I. Introduction

Increased power density in embedded devices introduces several thermal issues leading to degradation in their performance and life span [10]. Literature suggests that a number of software-based solutions for thermal management in embedded systems have been proposed considering the strict size and design constraints imposed on these systems. Cui et al. [1] proposed decentralized thermal-aware task scheduling for large-scale many core system while Jayaseelan and Mitra [4] proposed to throttle the CPU using hot and cold tasks. Shaik and Baskiyar [9] proposed to put the hot process in the sleep mode until CPU resumes normal temperature. In addition to these solutions, researchers have proposed a number of proactive approaches as well.
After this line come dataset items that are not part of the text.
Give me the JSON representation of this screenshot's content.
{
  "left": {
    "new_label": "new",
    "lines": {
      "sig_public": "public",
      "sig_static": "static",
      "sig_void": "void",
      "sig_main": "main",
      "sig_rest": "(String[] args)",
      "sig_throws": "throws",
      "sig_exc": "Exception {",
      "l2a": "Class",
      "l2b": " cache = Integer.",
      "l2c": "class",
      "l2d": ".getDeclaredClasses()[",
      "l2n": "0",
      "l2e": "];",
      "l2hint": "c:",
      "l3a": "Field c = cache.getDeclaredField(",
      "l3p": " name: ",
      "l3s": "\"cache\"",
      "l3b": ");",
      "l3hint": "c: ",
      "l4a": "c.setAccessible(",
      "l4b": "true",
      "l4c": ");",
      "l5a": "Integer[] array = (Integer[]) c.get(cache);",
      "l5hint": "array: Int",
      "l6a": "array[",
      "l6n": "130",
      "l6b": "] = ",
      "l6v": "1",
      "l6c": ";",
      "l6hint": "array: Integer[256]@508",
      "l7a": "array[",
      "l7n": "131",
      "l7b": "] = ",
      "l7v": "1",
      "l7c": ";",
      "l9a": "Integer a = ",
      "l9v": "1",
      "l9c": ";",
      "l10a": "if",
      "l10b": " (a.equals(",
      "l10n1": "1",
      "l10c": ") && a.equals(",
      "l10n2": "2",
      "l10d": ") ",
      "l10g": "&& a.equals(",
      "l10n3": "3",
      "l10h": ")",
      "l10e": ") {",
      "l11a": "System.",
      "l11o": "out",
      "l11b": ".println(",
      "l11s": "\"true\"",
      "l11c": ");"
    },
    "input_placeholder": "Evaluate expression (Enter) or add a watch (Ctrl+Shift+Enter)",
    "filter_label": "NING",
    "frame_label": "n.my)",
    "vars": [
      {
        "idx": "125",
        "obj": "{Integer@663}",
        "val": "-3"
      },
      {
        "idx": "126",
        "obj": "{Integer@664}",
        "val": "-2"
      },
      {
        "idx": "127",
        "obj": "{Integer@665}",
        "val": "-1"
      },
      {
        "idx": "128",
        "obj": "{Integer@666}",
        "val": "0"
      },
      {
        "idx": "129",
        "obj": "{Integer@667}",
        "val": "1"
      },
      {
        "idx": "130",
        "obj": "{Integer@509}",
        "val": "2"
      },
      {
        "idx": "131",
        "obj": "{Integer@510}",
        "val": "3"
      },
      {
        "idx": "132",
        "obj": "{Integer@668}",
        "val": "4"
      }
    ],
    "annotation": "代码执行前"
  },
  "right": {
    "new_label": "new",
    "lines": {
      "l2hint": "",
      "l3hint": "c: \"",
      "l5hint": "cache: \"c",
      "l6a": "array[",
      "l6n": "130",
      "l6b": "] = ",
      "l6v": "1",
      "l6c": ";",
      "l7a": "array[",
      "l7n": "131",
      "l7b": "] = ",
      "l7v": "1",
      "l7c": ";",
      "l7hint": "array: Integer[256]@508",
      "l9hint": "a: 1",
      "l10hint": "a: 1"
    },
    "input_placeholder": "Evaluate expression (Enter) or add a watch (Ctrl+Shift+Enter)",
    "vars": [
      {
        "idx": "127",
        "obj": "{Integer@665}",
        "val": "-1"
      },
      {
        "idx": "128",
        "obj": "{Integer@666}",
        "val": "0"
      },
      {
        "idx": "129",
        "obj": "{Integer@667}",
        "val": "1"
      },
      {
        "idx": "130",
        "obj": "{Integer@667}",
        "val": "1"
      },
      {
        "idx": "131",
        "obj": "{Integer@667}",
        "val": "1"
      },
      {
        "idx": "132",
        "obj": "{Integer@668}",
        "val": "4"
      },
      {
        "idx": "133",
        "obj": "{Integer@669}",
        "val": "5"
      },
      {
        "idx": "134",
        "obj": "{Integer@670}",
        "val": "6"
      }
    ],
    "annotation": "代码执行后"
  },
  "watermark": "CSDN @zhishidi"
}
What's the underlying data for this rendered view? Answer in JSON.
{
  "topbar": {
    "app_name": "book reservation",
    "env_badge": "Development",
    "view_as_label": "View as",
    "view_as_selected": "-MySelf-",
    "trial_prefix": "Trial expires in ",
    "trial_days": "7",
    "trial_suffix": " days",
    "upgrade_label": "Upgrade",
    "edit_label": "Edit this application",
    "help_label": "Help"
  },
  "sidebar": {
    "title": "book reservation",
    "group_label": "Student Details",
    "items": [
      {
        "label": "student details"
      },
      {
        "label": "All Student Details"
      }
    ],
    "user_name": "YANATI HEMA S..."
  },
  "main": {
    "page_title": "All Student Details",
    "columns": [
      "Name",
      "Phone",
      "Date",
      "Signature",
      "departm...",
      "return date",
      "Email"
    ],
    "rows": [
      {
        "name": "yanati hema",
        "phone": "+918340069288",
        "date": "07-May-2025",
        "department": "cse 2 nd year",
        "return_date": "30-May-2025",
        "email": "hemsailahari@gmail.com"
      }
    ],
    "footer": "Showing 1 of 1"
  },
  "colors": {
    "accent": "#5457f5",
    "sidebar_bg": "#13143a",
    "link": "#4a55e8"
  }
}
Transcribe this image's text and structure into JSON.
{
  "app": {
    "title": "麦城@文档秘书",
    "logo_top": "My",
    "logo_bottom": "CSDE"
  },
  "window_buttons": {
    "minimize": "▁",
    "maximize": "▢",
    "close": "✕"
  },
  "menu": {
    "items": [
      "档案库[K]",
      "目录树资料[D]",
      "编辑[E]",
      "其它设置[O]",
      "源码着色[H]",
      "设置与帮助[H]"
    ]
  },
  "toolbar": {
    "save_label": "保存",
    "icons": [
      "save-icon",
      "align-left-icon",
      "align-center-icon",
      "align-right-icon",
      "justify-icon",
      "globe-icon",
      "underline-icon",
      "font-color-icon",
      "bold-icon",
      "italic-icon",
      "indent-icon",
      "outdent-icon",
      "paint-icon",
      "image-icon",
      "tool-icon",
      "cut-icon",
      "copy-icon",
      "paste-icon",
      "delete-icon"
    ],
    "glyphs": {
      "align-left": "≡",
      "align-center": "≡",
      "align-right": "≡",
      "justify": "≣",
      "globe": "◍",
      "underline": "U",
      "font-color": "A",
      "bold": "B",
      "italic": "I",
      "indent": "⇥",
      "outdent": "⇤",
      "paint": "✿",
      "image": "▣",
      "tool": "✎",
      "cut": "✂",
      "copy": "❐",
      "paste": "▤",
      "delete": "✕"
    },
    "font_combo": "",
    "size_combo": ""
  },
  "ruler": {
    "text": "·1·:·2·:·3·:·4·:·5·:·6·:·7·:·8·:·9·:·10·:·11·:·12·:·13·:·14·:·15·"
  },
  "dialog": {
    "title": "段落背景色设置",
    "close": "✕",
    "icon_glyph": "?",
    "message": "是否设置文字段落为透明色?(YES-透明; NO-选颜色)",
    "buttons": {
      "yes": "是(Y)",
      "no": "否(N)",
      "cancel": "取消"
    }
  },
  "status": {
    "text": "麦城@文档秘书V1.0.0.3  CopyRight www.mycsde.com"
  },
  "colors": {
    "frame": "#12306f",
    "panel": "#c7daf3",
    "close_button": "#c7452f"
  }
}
For example, Henkel et al. [3] have proposed power density-based smart thermal management techniques considering heterogeneity at chip and application level while the same group also proposed dynamic guard band selection for heterogeneous system considering aging effect in transistor due to frequent implementation of dynamic voltage frequency scaling (DVFS) and high voltage of chip in [5]. A number of proactive approaches for thermal management in multicore systems have been proposed by Pathania et al. [6]. Prakash et al. [8] proposed an efficient energy-aware static partition algorithm in conjunction with DVFS to maximize power–performance tradeoff. Their group have also proposed efficient proactive thermal management of CPU–GPU systems as in [7] where the proposal has been to apply a co-operative approach to control the frequency of both CPU and graphics processor unit (GPU) using DVFS.